LONDON (AP) — Apple might end up on the hook after all for billions of euros in back taxes to Ireland in the latest twist in a longrunning European Union dispute, following a legal opinion Thursday from an adviser to the bloc’s top court.
A decision by a lower court that the U.S. tech giant doesn’t have to repay the 13 billion euros ($13.9 billion) in taxes “should be set aside,” Advocate General Giovanni Pitruzzella said in his opinion to the European Court of Justice.
The case drew outrage from Apple when it was opened in 2016, with CEO Tim Cook calling it “total political crap.” Then-U.S. President Donald Trump referred to European Commissioner Margrethe Vestager, who spearheaded the campaign to root out special tax deals and crack down on big U.S. tech companies, as the “tax lady” who “really hates the U.S.”

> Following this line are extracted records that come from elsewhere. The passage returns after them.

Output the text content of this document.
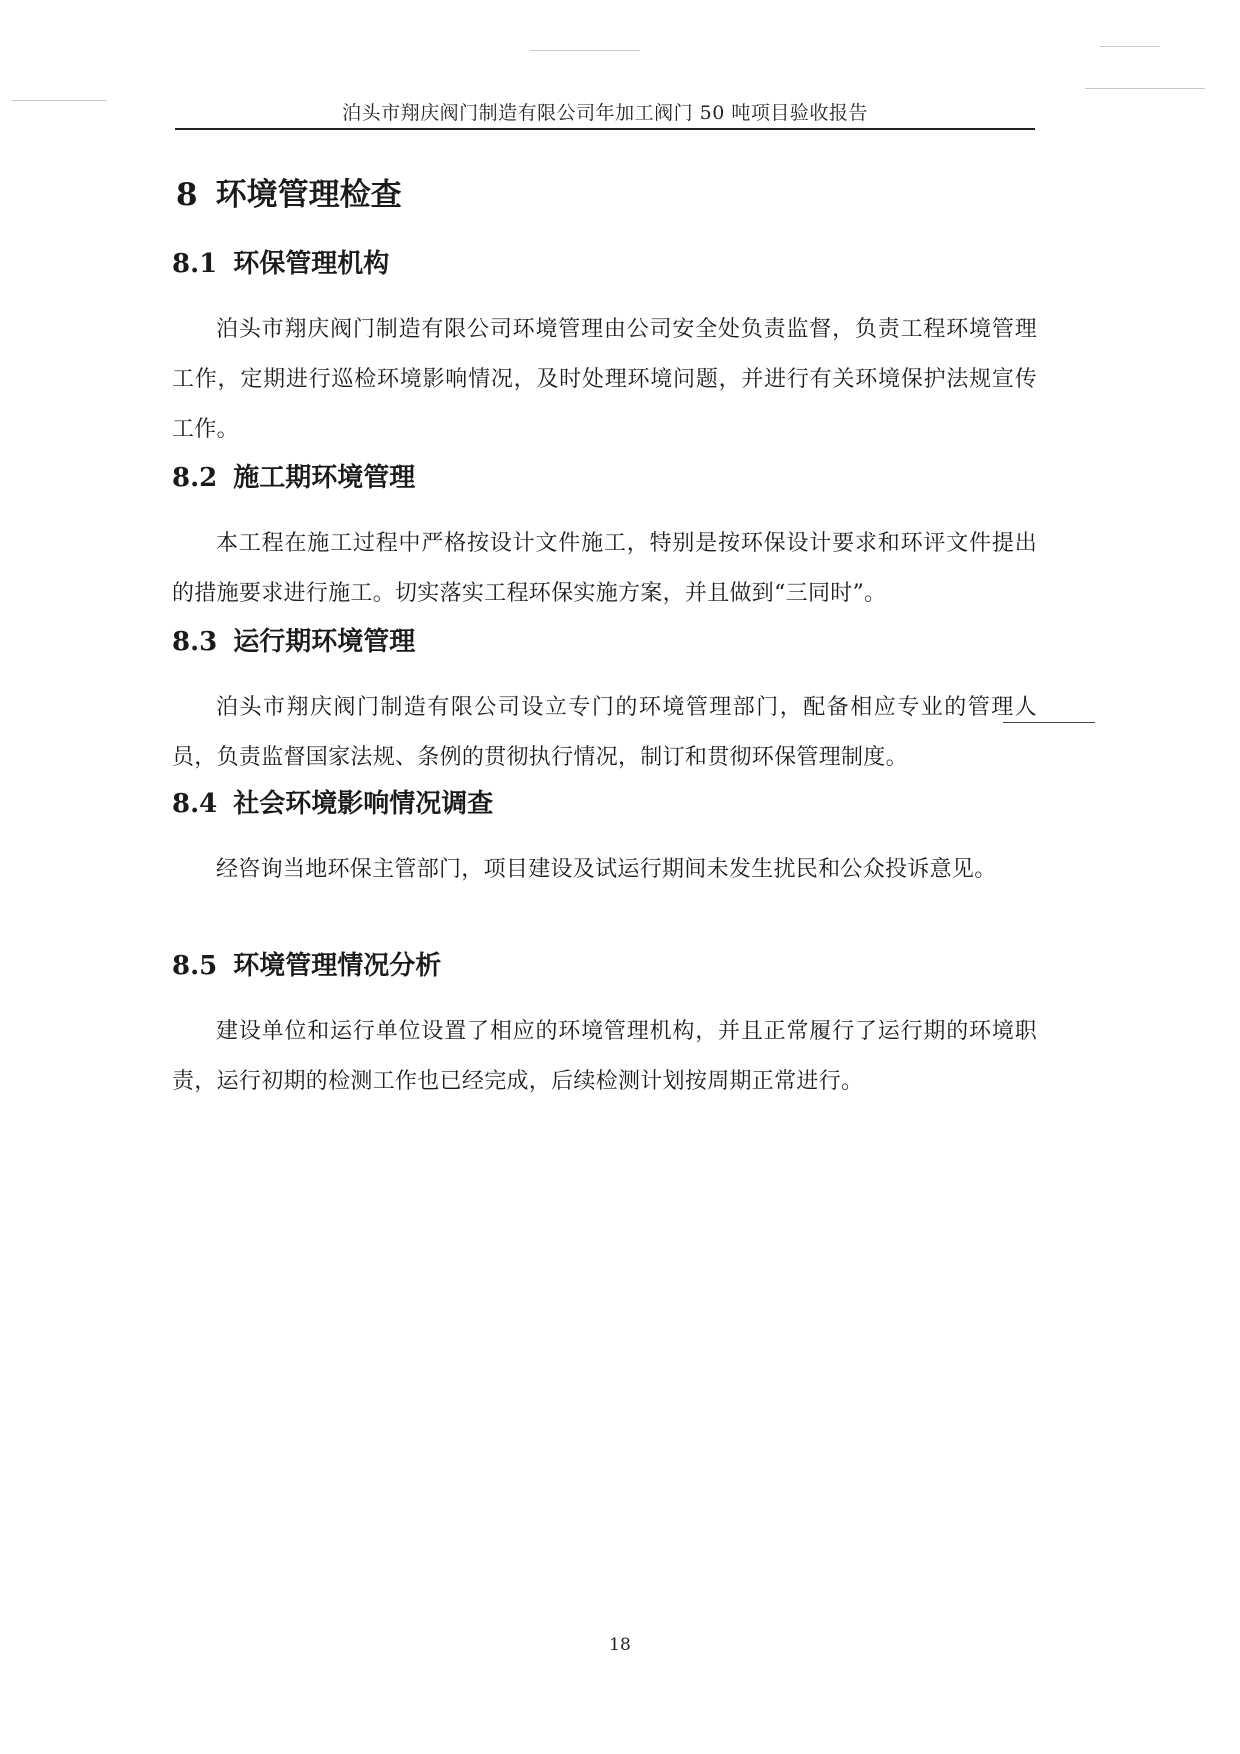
泊头市翔庆阀门制造有限公司年加工阀门 50 吨项目验收报告
8 环境管理检查
8.1 环保管理机构
泊头市翔庆阀门制造有限公司环境管理由公司安全处负责监督，负责工程环境管理工作，定期进行巡检环境影响情况，及时处理环境问题，并进行有关环境保护法规宣传工作。
8.2 施工期环境管理
本工程在施工过程中严格按设计文件施工，特别是按环保设计要求和环评文件提出的措施要求进行施工。切实落实工程环保实施方案，并且做到“三同时”。
8.3 运行期环境管理
泊头市翔庆阀门制造有限公司设立专门的环境管理部门，配备相应专业的管理人员，负责监督国家法规、条例的贯彻执行情况，制订和贯彻环保管理制度。
8.4 社会环境影响情况调查
经咨询当地环保主管部门，项目建设及试运行期间未发生扰民和公众投诉意见。
8.5 环境管理情况分析
建设单位和运行单位设置了相应的环境管理机构，并且正常履行了运行期的环境职责，运行初期的检测工作也已经完成，后续检测计划按周期正常进行。
18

In its 2020 ruling, the European Union’s General Court disagreed with the European Commission, the bloc’s executive branch, which had accused Apple of striking an illegal tax deal with Irish authorities so that it could pay extremely low rates.
Pitruzzella advised the European Court of Justice that it should “set aside the judgment and refer the case back to the General Court for a new decision on the merits.”
The General Court “committed a series of errors in law” and that it needs to “carry out a new assessment,” he wrote.
The ECJ’s opinions aren’t legally binding, but are often followed by the court. The Court of Justice is expected to come up with its legally binding decision next year.
“We thank the court for its time and ongoing consideration in this case,” Apple said in a prepared statement. “The General Court’s ruling was very clear that Apple received no selective advantage and no State aid, and we believe that should be upheld.”
The European Commission declined to comment. Its tech crackdown has since expanded to include antitrust investigations into Apple’s payment platform and its App store as well as stricter scrutiny under new digital rules aimed at making competition fairer.